N. Venkateswaran of The Times of India wrote"G V Prakash had given us some good songs in Vijay’s earlier movie ‘Madarasapattinam’ and the young composer has come up with some fine songs and a good background score in ‘Deiva Thirumagal’ too. ‘Pa pa pa’, a delightful number by Vikram with cute lyrics by Na Muthukumar, describes the joy a father feels in welcoming a child into this world. ‘Kathai solla poren’ is another enjoyable song for its excellent computer graphics work and the way little Nila keeps poking holes into her father’s wildly heroic stories. ‘Arirarao’ by Haricharan tugs at your heartstrings because of the splendid work by the singer and the music composer."

== Accolades ==

| Award | Date of ceremony | Category | Recipient(s) | Result | Ref. |
| Ananda Vikatan Cinema Awards | 5 January 2012 | Best Playback Singer – Female | Saindhavi – for ("Vizhigalil Oru Vaanavil") | Won |  |
| Filmfare Awards South | 7 July 2012 | Best Music Director – Tamil | G. V. Prakash Kumar | Nominated |  |
| Best Lyricist – Tamil | Na.
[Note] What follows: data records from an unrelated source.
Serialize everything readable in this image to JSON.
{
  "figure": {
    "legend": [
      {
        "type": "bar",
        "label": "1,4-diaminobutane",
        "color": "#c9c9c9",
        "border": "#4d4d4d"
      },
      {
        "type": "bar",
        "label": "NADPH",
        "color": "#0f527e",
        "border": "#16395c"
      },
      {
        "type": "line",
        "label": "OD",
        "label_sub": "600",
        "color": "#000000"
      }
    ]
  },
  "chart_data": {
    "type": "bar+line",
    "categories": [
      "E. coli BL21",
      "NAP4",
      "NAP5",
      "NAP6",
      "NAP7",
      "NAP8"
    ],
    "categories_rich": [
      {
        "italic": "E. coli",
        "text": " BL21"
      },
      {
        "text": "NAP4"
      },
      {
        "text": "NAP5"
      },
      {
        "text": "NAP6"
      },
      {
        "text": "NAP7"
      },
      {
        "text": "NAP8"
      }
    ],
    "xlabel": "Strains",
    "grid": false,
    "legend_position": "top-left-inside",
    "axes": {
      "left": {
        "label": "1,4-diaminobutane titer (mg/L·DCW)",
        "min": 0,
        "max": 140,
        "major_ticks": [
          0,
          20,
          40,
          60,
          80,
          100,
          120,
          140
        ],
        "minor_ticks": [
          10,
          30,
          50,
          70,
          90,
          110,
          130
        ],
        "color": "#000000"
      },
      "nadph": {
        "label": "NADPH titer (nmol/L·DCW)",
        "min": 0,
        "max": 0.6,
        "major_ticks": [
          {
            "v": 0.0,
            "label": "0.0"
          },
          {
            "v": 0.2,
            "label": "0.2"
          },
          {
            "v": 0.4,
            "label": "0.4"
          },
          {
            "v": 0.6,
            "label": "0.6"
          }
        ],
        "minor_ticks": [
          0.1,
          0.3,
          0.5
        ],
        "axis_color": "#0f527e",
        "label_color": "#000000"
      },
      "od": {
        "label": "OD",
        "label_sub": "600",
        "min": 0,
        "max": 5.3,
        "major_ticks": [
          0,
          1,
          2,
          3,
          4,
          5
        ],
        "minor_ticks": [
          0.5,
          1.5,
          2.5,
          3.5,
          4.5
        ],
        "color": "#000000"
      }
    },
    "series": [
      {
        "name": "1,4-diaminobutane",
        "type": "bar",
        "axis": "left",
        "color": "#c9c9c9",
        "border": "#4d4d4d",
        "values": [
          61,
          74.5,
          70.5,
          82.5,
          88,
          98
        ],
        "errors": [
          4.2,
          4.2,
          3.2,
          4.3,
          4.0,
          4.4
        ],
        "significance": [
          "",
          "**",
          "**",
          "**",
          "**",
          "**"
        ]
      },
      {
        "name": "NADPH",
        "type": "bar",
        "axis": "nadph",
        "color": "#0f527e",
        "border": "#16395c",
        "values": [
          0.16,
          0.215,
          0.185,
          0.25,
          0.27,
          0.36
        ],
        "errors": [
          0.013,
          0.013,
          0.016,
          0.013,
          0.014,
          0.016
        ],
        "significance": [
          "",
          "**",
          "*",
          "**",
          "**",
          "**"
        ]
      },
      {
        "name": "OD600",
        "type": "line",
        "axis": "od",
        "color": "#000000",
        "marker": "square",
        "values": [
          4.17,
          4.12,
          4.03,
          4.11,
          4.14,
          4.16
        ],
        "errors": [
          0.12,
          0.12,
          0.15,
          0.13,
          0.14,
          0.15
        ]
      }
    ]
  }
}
Muthukumar – for ("Vizhigalil Oru Vaanavil") | Nominated |
| Best Female Playback Singer – Tamil | Saindhavi – for ("Vizhigalil Oru Vaanavil") | Nominated |
| Mirchi Music Awards South | 4 August 2012 | Listener's Choice Award − Song | G. V. Prakash Kumar for ("Arariro") | Won (1st place) |  |
| Listener's Choice Award − Album | G. V. Prakash Kumar | Won (3rd place) |
| Vijay Awards | 16 June 2012 | Best Background Score | G. V. Prakash Kumar | Nominated |  |
| Best Lyricist | Na. Muthukumar – for ("Vizhigalil Oru Vaanavil") | Nominated |
| Best Male Playback Singer | Haricharan – for ("Aariraro") | Nominated |

== Controversy ==
The song "Jagada Thom" was alleged to be taken from Amaan Ali Khan and Ayaan Ali Khan's 2007 song "Truth" from the eponymous album. Another song "Pa Pa Pappa" was also alleged to be lifted from the 1973 song "Whistle Stop" composed by Roger Miller for the film Robin Hood (1973).